Pearson’s consistent use of the system has been massively helpful to a team that do look suited to using expansive attacking measures and creativity.

City’s fundamental lack of that, and most other important ingredients which help to win a football match, were missing in its entirety for the first 45 minutes.

As Sam Bell struggled to deal with an overload on his side and provided only misplaced passes and poor touches in his more natural area of the pitch, City’s amalgamated four-man defence with only two out-and-out defenders failed the task without so much as leaving Lord Alan Sugar’s boardroom.

That changed at half-time. It might have been a perfectly angered storm of bellowed annoyance mixed with some exotic spiced tactical changes, but Pearson’s substitutes worked. Jay Dasilva’s ball from the left side travelled along the six yard box behind a wall of invisible glass which stopped the Blues defence from clearing it, only for Alex Scott at right wing-back to pounce in at the far post and score.

From wing-back-to-wing-back, as they say.

Half-time boos

It goes without saying, conceding two goals inside 13 minutes at home to a team that did sit four places below you in the table isn’t a way to get supporters onside. They’ve had a positive month or so when visiting Ashton Gate but some of the old problems and away issues have started to peep their head into the fabric of home performances now.

Drab first-half displays and looking shell-shocked, out of ideas and confused with players holding their necks cradled towards the turf aren’t pictures that fans want painted on the pitch for them come three o’clock each Saturday.

It was as Dan Bentley screamed his anger at his team shortly after conceding to Nico Gordon’s header that the feeling of terminal worry should have started. The captain had senior players in front of him this week, they didn’t respond or even glance back at him. All of them were glassy eyed and focused on trying to become invisible in front of the home fans.

It wasn’t just Bell that needed reassuring and needed protecting, it looked like the entire team were waiting for half-time but they’d only just kicked off. It was nowhere near the scared and fearful displays that became commonplace during the barren home winless run, but the quiet shrink after just two minutes wasn’t the same defiant tone of game that had seen City overcome their struggles at BS3 in more recent times.

That meant that come half-time, the boos that accompanied the players down the tunnel were justified. There was a similar backing track to the full time whistle too, but given the much improved second half, the resentment had somewhat dimmed during the closing stages.
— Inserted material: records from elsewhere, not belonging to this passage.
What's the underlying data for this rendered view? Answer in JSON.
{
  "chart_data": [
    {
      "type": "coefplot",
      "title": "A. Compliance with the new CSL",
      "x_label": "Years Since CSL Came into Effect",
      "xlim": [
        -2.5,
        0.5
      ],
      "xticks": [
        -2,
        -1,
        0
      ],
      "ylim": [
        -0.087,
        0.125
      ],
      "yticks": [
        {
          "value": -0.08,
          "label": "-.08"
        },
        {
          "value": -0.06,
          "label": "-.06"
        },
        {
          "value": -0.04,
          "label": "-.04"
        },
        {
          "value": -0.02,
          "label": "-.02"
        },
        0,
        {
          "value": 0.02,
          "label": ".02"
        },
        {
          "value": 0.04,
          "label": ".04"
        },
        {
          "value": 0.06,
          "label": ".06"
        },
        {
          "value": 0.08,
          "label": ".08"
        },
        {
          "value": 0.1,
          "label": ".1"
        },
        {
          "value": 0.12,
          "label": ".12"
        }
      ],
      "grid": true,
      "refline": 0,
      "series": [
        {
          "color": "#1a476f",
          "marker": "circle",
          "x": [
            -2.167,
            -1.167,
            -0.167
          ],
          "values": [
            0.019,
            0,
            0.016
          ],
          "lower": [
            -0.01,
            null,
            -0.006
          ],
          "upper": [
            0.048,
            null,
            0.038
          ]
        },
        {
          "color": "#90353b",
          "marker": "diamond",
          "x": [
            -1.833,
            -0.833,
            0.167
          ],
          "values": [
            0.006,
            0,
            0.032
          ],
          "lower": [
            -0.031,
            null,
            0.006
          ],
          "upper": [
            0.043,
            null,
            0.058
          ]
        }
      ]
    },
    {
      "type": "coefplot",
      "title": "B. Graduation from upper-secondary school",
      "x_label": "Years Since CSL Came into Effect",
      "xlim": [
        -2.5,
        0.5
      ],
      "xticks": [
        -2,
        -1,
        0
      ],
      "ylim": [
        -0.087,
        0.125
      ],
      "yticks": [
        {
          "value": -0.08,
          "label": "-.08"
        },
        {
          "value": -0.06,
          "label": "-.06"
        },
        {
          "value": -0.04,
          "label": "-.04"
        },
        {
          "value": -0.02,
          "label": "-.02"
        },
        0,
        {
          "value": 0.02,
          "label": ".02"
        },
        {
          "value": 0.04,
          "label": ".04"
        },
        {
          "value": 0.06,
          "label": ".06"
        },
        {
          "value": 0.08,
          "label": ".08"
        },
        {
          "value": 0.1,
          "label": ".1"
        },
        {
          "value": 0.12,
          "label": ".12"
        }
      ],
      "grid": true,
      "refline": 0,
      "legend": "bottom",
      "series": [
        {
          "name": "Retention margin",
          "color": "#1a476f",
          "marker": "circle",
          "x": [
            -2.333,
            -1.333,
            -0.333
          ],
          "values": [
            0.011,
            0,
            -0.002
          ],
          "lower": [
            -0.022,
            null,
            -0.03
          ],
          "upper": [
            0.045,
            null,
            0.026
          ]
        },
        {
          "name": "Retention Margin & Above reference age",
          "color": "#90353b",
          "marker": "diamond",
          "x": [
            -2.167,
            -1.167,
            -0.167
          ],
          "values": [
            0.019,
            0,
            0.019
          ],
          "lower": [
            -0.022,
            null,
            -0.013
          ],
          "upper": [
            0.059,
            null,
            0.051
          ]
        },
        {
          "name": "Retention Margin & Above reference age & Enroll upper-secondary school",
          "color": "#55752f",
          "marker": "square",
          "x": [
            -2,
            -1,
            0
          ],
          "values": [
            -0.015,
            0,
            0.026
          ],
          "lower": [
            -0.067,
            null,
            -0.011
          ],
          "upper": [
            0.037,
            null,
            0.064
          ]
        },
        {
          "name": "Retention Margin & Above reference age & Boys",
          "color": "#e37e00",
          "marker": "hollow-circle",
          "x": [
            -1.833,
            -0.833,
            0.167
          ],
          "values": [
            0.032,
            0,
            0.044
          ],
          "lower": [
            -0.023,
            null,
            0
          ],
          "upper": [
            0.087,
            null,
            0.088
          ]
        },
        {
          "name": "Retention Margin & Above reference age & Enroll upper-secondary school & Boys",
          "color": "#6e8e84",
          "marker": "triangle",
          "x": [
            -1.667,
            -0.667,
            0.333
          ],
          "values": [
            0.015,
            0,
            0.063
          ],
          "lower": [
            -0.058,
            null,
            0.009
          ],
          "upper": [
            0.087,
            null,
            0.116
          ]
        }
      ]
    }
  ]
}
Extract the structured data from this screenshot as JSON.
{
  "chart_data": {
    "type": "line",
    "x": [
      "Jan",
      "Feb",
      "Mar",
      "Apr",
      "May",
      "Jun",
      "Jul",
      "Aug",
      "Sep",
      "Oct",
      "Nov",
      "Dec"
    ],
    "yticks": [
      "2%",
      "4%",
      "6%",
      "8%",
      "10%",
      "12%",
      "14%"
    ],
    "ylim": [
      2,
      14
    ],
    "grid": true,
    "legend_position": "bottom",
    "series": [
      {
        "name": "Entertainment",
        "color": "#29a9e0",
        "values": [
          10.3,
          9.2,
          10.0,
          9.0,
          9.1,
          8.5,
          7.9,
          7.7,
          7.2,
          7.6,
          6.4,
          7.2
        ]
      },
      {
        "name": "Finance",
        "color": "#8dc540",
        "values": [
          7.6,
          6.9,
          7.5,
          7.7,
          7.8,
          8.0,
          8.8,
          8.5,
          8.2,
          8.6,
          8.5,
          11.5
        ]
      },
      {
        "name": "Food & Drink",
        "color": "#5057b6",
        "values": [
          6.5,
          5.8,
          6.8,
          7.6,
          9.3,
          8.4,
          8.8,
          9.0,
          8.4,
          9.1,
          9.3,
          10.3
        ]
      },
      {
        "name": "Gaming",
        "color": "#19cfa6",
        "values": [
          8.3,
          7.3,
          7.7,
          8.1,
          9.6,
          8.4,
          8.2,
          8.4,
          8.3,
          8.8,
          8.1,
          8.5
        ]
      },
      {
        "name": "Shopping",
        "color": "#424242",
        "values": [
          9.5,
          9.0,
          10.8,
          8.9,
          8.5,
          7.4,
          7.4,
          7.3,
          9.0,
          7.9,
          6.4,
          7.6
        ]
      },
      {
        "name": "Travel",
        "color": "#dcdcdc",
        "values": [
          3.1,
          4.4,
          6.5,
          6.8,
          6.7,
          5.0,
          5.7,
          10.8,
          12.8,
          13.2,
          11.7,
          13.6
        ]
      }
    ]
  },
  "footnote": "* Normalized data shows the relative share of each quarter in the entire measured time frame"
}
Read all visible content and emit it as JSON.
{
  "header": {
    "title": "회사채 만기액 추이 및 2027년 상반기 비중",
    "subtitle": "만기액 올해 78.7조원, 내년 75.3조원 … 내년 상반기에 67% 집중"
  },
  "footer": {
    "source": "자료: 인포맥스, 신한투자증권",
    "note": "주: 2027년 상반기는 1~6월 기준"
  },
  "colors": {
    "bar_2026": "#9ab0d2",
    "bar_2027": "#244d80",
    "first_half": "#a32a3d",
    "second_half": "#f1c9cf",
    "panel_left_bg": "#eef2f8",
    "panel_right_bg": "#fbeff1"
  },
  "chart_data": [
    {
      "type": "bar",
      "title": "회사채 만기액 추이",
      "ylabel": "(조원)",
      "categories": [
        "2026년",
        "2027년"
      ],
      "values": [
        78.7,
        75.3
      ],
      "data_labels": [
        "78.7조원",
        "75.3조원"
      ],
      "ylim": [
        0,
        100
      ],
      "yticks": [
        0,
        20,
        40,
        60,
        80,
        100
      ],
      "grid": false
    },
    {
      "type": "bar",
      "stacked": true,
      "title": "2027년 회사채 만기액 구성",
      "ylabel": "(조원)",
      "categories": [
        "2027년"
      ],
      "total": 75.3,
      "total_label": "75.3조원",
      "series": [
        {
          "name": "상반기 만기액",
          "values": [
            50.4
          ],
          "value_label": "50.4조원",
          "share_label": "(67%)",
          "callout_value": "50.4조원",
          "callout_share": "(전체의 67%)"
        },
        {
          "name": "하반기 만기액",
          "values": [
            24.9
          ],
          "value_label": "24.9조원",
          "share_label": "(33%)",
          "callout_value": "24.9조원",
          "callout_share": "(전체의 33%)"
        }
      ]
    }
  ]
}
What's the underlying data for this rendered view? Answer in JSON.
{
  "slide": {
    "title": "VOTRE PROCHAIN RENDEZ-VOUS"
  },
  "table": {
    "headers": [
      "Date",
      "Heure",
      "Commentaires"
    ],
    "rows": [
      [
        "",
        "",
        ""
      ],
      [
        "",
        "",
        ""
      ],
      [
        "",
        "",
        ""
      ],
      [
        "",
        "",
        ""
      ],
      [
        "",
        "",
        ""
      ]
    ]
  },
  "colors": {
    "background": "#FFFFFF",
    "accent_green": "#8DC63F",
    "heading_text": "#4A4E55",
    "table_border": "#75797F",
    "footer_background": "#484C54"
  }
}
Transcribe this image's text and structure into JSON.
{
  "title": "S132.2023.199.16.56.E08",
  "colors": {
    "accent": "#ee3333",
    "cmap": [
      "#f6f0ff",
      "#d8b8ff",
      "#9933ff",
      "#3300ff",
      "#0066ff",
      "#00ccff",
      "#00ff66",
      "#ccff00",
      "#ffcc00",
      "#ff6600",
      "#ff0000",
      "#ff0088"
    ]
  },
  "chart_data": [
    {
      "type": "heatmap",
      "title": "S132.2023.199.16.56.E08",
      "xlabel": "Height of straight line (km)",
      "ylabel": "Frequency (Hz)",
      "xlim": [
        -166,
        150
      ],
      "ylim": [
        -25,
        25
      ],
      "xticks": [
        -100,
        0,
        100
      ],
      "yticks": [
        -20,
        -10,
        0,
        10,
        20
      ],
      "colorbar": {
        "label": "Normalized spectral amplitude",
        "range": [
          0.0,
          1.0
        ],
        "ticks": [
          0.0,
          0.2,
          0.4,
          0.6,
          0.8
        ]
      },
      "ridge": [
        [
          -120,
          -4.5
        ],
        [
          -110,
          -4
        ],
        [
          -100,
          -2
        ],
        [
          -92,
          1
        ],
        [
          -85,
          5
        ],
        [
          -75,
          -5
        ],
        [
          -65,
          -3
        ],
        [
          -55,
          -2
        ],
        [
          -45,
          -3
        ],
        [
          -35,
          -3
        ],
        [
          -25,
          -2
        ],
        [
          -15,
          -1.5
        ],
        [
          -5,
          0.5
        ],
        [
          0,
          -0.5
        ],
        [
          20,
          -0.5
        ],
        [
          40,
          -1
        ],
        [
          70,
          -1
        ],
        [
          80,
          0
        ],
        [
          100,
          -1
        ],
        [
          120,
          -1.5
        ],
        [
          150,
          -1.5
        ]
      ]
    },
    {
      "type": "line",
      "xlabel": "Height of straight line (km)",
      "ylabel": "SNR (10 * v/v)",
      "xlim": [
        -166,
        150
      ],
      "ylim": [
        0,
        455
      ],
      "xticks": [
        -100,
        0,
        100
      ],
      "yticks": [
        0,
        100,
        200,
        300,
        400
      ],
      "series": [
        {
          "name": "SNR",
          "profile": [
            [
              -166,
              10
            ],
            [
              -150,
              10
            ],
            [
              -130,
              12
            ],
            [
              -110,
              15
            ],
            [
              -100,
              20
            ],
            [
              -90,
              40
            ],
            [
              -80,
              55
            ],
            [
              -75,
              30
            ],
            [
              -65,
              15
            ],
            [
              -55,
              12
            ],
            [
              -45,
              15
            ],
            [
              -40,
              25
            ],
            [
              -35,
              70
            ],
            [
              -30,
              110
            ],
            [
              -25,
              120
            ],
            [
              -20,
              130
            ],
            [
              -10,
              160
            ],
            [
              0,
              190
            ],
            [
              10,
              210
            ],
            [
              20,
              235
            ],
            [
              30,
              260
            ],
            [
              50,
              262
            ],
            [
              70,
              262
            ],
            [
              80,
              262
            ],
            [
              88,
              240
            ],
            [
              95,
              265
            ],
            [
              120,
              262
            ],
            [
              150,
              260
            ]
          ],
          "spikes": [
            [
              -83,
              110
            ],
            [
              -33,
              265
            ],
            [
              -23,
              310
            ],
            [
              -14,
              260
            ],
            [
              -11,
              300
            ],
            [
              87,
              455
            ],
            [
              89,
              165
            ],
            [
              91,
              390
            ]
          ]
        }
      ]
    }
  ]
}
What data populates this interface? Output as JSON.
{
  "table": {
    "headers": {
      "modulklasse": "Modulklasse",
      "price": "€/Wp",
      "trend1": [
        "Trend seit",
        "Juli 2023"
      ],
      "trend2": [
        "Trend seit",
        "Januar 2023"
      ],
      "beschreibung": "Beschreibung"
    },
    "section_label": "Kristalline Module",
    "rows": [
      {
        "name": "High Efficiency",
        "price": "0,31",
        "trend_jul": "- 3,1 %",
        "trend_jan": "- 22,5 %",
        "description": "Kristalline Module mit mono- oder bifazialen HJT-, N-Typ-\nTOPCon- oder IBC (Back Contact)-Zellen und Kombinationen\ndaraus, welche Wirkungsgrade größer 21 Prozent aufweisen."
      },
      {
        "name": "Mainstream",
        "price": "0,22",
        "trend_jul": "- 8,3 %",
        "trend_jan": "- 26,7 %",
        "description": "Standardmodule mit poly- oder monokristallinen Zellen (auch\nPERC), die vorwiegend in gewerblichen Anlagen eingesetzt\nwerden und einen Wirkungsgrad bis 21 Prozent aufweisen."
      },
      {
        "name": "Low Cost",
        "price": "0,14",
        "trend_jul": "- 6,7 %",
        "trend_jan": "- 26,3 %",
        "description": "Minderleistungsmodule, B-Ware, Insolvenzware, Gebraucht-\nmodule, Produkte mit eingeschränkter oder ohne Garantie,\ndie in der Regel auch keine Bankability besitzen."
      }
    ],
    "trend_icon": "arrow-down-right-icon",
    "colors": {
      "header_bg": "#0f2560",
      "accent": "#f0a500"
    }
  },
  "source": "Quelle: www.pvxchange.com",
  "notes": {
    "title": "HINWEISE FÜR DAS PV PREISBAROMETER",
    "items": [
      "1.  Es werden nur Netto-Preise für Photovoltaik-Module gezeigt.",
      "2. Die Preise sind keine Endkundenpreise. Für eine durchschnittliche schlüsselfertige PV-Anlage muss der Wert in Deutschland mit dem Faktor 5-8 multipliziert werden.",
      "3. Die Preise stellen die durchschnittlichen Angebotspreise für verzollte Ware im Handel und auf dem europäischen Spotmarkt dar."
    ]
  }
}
The team still has the backing of the fans, but the opening period against Birmingham was no way to convince anyone coming to watch Bristol City that there are positives despite the lowly league position. Ultimately that comes with watching the team develop throughout the season as this squad has, but it did feel like not too long ago the demons were well clear of Bristol.

That hasn’t completely changed just yet, but with away games at Blackburn and Barnsley next up and City’s weak run on the road, the fans will need more than two points coming back to Ashton Gate in a fortnight’s time if they’re to turn those boos into something more deserving of positivity.